WORKING WITH EMOTIONS: responding to the challenge of difficult pupil behaviour in schools. Edited by Peter Gray. RoutledgeFalmer pound;17.99

INVESTIGATING TROUBLESOME CLASSROOM BEHAVIOUR: practical tools for teachers. By Loraine Corrie. RoutledgeFalmer pound;16.99

A clutch of good books shortens the longest journey, even a late-night Virgin from Euston to Birmingham New Street. Bill Rogers was so good that, reading Classroom Behaviour in one gulp, I almost ended up in Wolverhampton.

This colourful, Australia-based behaviour management guru is a cult figure. Every couple of years he flies into the UK to run teacher workshops on discipline and behaviour. He’s often here for only a precious few months, but his current tour will run to the end of the year.

Bill Rogers’s events are always sold out, and anyone who has attended once tries to go again.
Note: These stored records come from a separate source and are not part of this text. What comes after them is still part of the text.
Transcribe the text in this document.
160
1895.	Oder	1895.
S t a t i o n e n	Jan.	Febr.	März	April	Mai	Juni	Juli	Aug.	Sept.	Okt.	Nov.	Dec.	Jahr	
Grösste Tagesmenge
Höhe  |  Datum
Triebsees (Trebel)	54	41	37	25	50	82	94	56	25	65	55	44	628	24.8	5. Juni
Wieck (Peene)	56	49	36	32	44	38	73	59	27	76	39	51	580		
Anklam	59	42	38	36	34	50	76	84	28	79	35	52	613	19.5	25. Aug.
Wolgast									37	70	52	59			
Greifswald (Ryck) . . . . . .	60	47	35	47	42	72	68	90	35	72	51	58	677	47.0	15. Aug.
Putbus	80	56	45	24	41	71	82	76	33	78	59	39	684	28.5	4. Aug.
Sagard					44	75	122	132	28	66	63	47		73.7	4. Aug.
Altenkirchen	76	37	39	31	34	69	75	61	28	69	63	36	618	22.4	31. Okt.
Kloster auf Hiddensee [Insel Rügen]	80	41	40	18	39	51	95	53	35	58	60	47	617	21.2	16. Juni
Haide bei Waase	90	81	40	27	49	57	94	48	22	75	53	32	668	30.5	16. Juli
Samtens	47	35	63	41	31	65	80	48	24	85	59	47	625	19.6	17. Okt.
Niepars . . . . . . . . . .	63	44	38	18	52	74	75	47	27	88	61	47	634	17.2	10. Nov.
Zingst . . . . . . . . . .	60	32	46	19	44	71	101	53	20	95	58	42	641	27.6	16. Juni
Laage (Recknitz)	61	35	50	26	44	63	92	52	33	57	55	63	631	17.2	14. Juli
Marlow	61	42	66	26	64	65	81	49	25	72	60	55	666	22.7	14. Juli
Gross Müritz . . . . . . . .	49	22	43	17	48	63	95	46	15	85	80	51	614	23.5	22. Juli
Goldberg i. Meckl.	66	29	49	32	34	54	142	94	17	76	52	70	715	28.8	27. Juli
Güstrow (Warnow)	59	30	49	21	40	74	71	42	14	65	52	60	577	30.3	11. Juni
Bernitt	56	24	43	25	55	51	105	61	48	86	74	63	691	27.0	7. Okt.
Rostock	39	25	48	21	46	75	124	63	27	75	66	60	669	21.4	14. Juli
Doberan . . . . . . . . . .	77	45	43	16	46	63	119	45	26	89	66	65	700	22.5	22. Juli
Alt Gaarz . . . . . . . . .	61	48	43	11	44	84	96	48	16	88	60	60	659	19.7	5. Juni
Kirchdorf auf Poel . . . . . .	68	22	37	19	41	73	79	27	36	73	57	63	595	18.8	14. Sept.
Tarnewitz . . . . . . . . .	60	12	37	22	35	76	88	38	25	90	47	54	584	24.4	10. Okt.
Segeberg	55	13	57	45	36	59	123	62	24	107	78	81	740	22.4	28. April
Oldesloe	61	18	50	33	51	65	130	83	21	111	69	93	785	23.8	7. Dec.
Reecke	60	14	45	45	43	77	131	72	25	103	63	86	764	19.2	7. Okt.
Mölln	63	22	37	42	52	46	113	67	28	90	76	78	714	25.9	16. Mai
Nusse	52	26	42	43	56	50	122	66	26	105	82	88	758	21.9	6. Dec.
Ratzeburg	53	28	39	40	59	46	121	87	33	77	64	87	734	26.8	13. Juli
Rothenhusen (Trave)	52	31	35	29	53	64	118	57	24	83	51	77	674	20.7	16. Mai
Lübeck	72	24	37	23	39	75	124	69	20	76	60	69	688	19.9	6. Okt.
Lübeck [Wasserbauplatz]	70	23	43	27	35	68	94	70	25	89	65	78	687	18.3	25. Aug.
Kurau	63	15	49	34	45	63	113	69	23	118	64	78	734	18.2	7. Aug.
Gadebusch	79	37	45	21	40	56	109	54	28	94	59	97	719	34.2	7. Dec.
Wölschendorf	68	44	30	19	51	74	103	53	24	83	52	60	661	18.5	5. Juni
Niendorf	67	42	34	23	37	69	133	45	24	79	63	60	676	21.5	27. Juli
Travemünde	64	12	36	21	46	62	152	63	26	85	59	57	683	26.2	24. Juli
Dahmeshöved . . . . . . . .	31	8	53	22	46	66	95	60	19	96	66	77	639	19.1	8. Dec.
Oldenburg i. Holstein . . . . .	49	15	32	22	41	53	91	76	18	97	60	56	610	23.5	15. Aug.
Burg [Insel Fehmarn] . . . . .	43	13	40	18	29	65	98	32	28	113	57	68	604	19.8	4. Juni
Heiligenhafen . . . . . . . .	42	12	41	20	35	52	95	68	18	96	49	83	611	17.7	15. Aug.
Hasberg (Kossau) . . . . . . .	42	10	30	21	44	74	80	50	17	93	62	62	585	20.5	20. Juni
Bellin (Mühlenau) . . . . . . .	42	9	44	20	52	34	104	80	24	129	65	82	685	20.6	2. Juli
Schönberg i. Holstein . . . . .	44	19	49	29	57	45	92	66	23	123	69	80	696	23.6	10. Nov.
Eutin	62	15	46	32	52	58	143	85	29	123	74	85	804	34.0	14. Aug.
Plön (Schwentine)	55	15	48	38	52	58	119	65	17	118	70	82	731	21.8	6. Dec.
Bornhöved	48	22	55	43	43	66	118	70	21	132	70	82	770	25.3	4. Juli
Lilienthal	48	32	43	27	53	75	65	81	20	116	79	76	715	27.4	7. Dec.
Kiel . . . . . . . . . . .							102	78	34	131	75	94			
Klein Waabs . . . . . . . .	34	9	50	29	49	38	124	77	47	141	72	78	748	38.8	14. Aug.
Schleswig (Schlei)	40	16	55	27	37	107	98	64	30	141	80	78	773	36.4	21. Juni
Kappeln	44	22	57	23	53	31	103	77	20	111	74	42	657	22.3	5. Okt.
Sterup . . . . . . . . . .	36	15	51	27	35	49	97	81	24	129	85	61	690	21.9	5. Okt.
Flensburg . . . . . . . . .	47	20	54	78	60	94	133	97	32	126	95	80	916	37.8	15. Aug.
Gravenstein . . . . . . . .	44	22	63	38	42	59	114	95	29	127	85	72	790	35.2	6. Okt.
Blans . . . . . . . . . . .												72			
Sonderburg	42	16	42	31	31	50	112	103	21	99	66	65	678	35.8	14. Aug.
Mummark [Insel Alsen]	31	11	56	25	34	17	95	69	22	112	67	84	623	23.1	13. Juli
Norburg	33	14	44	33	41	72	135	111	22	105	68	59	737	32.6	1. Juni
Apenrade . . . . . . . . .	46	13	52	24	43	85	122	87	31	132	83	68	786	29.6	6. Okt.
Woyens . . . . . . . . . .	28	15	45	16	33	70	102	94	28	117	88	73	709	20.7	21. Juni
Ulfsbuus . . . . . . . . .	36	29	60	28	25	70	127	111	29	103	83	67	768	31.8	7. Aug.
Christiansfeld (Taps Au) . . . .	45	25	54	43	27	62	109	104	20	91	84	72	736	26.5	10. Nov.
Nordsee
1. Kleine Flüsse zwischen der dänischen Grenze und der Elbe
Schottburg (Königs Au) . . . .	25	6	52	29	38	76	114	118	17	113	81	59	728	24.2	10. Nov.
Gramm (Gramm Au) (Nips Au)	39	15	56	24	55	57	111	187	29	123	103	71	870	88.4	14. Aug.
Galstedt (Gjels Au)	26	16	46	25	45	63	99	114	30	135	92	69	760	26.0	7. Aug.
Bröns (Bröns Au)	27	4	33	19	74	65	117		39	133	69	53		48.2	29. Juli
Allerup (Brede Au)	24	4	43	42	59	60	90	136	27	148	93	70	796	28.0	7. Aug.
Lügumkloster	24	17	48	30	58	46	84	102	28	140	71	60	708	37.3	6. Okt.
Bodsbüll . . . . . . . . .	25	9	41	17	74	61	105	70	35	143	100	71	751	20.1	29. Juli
He presents with vivid authenticity - his stories are always a potent cocktail of pain and humour - tales of classroom and school challenge with which any practising teacher immediately identifies. He has that uncanny and rare knack of throwing a sharp focus on everyday classroom instances which all of us intuitively knew all along, but which we had never realised with such clarity and precision. His workshops last a day and he never loses the riveted attention of his audience. I confess to being an addict, but I never thought the Bill Rogers effect would translate into a book.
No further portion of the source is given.